Les directeurs qui sont pour le moment appréhendés sont Barboza Issidime et Yawovi Fiagno, respectivement directeur de la Mutuelle de la Solidarité et d’Entraide pour le Développement (MUSED) et le Groupement togolais d’épargne et de crédit (GTEC). Certains responsables du Fonds populaire de développement (FPD) et de la Caisse villageoise d’Epargne et de crédit (CAVEC) sont en fuite. La plupart des victimes ont été escroquées dans leurs démarches pour l’obtention d’un visa pour l’étranger. Pour accorder ce sésame, les autorités consulaires exigent une garantie bancaire prouvant que les candidats au voyage ont des ressources financières suffisantes pour assumer leur séjour à l’étranger.
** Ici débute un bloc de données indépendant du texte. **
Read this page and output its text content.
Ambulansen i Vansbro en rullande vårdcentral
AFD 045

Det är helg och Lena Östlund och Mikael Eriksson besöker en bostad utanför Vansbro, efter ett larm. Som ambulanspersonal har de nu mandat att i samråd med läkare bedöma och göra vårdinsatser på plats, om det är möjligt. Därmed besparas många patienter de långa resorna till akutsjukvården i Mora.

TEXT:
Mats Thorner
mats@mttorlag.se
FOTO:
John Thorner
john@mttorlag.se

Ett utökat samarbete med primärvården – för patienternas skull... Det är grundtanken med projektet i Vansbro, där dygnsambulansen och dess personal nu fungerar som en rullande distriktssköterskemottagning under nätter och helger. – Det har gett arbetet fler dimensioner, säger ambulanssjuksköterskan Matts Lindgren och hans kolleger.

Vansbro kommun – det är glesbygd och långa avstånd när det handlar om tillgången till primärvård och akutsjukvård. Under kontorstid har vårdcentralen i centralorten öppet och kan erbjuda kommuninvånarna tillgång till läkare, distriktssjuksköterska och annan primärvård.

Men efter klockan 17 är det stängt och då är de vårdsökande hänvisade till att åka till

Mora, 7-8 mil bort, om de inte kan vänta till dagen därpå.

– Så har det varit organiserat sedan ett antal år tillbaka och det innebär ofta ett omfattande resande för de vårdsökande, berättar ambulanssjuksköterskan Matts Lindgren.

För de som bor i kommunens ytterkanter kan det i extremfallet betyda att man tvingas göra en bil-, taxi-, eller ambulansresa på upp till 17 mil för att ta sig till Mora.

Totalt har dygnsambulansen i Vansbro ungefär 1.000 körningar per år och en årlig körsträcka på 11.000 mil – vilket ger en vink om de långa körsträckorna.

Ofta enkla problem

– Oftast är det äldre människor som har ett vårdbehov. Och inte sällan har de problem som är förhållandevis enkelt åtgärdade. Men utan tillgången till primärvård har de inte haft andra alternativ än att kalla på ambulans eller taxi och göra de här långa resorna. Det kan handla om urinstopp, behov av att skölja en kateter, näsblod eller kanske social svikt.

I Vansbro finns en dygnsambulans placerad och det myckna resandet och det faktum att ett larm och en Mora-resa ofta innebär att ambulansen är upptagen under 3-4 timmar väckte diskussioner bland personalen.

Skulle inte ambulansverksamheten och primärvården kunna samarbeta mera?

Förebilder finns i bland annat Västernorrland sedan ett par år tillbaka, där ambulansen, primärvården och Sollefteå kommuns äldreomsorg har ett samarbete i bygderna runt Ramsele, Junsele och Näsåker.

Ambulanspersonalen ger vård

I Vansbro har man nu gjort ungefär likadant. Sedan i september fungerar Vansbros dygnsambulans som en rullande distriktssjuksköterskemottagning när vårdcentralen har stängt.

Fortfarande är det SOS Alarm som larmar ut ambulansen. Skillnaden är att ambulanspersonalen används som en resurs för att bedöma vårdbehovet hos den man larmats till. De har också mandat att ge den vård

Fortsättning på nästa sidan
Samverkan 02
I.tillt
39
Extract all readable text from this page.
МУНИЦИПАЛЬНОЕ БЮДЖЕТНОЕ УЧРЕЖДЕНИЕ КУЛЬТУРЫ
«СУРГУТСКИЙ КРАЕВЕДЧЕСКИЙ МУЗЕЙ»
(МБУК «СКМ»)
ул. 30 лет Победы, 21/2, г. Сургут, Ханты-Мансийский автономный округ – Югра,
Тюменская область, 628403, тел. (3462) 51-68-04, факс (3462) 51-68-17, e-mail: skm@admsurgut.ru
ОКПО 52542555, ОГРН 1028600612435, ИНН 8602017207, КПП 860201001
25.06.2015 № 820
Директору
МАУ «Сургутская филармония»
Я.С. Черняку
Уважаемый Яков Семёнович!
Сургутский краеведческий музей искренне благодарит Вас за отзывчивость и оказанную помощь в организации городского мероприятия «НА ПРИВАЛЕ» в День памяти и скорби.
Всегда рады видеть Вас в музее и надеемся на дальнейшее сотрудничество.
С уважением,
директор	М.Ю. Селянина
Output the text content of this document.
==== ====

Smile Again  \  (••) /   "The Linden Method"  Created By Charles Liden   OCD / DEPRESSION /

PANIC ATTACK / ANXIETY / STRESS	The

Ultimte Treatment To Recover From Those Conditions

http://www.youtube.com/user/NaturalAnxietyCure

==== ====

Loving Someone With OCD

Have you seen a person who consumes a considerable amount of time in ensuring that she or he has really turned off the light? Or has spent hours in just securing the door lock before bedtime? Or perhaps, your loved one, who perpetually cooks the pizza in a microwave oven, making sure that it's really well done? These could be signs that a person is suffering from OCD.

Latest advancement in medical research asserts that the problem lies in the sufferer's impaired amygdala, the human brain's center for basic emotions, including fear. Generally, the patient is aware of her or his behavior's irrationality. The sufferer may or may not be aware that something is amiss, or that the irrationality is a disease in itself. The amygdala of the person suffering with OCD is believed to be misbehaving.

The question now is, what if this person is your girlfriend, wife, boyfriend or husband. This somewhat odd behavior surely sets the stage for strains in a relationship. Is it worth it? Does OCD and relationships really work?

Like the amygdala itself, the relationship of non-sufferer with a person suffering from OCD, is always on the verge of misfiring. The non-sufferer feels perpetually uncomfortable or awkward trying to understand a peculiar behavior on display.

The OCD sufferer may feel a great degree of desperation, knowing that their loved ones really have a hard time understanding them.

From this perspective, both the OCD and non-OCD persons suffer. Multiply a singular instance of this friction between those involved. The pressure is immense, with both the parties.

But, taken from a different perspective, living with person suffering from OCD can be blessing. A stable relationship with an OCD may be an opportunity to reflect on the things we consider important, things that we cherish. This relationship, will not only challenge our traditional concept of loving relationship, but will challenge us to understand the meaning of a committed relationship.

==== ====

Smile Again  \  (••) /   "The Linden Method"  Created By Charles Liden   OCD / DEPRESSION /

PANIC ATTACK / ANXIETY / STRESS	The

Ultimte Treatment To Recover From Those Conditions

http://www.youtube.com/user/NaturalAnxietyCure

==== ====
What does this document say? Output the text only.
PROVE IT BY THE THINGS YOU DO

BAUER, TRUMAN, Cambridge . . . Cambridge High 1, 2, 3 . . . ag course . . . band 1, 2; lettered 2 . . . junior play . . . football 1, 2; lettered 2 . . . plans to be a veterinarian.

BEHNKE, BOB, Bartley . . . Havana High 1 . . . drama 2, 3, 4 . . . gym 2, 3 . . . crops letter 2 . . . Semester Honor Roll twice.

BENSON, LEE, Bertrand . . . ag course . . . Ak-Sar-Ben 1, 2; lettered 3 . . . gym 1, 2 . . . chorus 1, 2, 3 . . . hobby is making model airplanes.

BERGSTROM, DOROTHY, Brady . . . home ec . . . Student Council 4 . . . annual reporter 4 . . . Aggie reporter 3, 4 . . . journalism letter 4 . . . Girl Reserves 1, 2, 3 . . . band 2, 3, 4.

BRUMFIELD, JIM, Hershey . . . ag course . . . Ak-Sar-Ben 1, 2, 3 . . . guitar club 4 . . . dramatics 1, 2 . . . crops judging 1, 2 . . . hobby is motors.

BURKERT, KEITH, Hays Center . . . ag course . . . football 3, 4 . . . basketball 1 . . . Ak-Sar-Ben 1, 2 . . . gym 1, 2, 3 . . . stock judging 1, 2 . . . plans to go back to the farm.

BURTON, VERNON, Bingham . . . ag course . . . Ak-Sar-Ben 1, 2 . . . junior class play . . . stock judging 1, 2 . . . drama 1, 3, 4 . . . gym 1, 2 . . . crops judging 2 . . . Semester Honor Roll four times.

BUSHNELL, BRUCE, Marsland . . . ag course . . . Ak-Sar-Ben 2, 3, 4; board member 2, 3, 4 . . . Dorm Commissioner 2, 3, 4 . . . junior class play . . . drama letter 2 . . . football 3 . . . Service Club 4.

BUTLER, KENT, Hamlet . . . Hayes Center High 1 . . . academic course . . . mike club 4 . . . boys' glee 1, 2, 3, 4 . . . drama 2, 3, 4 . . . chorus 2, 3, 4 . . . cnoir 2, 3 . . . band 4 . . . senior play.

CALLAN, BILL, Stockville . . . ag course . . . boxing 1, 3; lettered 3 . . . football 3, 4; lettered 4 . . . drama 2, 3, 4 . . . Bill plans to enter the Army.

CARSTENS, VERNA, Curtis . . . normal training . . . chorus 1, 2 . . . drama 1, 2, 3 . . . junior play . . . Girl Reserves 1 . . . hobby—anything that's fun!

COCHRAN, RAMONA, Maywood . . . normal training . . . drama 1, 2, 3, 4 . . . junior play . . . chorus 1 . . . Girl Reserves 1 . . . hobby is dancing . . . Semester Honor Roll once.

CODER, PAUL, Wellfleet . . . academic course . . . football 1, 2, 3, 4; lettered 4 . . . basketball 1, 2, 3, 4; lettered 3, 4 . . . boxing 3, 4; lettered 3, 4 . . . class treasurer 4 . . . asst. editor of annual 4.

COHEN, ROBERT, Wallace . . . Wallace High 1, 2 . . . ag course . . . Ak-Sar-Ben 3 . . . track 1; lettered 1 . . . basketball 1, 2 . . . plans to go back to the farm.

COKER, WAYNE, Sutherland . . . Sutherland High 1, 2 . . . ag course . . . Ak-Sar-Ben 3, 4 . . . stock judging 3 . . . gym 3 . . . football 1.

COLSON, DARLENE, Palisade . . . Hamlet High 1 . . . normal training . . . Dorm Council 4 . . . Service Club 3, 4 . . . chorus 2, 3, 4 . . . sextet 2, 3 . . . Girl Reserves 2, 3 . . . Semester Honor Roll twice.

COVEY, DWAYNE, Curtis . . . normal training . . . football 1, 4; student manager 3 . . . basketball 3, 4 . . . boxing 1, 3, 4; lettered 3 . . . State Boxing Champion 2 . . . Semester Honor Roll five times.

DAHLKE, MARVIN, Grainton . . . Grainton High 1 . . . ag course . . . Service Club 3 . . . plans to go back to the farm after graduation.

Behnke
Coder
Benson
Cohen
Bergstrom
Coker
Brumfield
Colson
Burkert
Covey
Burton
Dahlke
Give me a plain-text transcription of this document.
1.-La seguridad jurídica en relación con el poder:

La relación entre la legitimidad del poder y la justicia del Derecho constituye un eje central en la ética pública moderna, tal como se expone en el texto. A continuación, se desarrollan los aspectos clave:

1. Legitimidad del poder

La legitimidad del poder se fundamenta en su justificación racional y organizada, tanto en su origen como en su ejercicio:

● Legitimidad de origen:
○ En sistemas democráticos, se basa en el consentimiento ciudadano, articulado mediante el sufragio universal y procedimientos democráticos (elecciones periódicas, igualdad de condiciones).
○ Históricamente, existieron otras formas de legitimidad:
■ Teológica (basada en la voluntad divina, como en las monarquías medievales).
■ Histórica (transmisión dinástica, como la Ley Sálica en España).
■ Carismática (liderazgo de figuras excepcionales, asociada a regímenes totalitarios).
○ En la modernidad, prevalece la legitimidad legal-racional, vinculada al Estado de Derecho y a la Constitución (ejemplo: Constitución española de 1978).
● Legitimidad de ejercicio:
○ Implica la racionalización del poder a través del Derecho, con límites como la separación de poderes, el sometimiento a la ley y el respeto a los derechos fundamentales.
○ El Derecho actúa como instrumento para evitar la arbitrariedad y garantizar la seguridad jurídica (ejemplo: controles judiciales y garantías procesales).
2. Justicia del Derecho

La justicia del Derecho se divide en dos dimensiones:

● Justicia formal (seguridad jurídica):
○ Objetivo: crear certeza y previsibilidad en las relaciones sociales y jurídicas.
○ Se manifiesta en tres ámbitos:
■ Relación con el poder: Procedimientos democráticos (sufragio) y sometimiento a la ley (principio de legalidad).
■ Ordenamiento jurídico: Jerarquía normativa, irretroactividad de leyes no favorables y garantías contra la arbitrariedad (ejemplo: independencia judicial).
Selon la police, de nombreux Togolais ont été refoulés d’Europe et d’Amérique pour manque de moyens de subsistance alors qu’ils ont quitté le Togo avec, dans leurs dossiers de visa, des attestations bancaires validant le niveau suffisant de leurs ressources. Les enquêtes ont révélé que la plupart des demandeurs de visa ont des comptes à peine solvables. Une visite dans les locaux de ces agences a permis la saisie de 1462 fausses attestations et relevés de comptes bancaires monnayés contre la modique somme de 50.000FCFA. La police estime à près de 73 millions FCFA la somme frauduleusement extorquée à ces candidats à l’immigration.

Actuellement au Togo, compte tenu de la situation politico-économique et le chômage grandissant, beaucoup de Togolais préfèrent quitter le sol natal et tenter leur chance sous d’autres cieux. Cette frénésie pour l’exil a crée un important réseau de passeurs et d’escroquerie.